持ち主が銀髪碧眼の女性だったことと、武器が持つ「斬った相手のHPを吸収し、自分の攻撃力を上げる」という特殊な性能から『紅い魔剣の銀の魔女』等という大仰な二つ名で知られていた。
シトリーはいわゆるスカウト入団だが、一般志願者と同じ"通過儀礼"をPoHに言われた通りに熟している。
即ち「一人殺す」、またはそれと同じような目に遭わせること。彼女は後者の方法で合格を認められた。
「考え直すんだ! 何が目的か知らないが、僕を殺しても何も変わらないぞ!」
「……うるさいよ、君」
ぼんやりと紅く光る剣をいつもの無表情で、しかしどことなく感慨深げに眺めてから、彼女は鬱陶し気に地面を見やると、這いつくばってなお何事かを喚いているシンカーの頭に刃を叩き込んだ。
こうして、最初期からアインクラッドを支えてきた巨大ギルド「MMOトゥデイ」の発起人は、あまりにもあっけなく最期を迎えたのである。
「これで、ボスも少しは信用してくれるかな」
シトリーが呟くのと同時、もう一人の方の"仕事"が完了したのか、部下たちがこちらに引き上げて来る。
後は手筈通り、"生贄役"の鉄砲玉を一人残して撤収すれば仕事完了だ。
元々、シンカーはレベル60台で、戦闘の腕前は1軍の面々に遠く及ばない。一応抱えている耐毒スキルは熟練度500台で(ラフコフの用いる毒武器相手では)大した防御効果を発揮せず、対人戦は彼の優しすぎる気質が災いしてさらに不得手。総じて「贔屓目に見て2軍レベルの下の方」というのが彼の戦力評価であった。
それと、あとは似たような強さの護衛が1人。このくらい、今の「ラフコフ」内には簡単に殺せる面子がゴロゴロいる。シトリーは聖龍連合出身のため他の幹部ほど搦め手に精通している訳ではないが、その分ラフコフ全体でも最高峰、85というレベルを誇る。
装備している"魔剣もどき"の性能と合わせて、3振りでシンカーのHPを全損させる程度には実力差があった。はっきり言って戦力過剰である。
それでもシトリーがこの役割を任されたのは、新幹部としての実力や忠誠心を試されているという側面がひとつ、新たな装備の使い心地を確かめるため、また殺人ギルドでやっていく心構えを確認するために、シトリー自身が手ごろな相手を望んだのがひとつ。

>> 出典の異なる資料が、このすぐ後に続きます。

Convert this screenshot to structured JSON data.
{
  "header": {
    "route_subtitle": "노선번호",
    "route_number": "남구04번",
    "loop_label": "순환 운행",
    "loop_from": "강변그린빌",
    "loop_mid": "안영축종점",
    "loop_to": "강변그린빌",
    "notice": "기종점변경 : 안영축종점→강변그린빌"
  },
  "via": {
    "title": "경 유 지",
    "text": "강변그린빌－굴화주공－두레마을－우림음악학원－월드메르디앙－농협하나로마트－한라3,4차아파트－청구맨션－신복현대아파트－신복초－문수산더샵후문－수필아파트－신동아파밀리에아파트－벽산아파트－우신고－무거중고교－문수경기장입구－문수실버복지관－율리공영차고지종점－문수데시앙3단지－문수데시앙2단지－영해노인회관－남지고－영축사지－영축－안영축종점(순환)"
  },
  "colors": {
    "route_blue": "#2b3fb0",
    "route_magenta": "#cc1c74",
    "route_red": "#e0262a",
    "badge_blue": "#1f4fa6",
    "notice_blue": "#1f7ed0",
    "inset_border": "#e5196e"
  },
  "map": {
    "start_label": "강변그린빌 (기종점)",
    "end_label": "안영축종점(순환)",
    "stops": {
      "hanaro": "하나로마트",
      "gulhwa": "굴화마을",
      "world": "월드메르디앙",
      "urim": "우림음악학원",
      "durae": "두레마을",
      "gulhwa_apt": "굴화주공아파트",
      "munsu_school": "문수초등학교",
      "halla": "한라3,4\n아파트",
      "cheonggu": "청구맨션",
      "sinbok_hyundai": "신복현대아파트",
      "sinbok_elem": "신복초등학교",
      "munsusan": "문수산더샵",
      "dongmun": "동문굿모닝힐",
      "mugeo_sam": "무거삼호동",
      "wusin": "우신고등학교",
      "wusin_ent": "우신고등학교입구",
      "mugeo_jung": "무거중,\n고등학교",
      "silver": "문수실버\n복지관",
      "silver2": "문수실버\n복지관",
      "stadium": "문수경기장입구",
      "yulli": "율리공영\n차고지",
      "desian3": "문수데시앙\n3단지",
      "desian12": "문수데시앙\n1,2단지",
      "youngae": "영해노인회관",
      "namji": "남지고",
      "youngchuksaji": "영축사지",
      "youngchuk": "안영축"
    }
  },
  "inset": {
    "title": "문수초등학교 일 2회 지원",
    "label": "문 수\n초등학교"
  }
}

「カラード……ふふ、自分の上司を何のために? やっぱり面白い人だな」
だが一番大きかったのは、彼女がカラードに持つ興味から。
大柄で無口で厳格。神経質そうな顔でいつもせかせかしているので周りには畏怖されているが、それにふさわしい極めて有能な人間だ。MMOトゥデイをシンカーと共に旗揚げした所から彼の伝説は始まる。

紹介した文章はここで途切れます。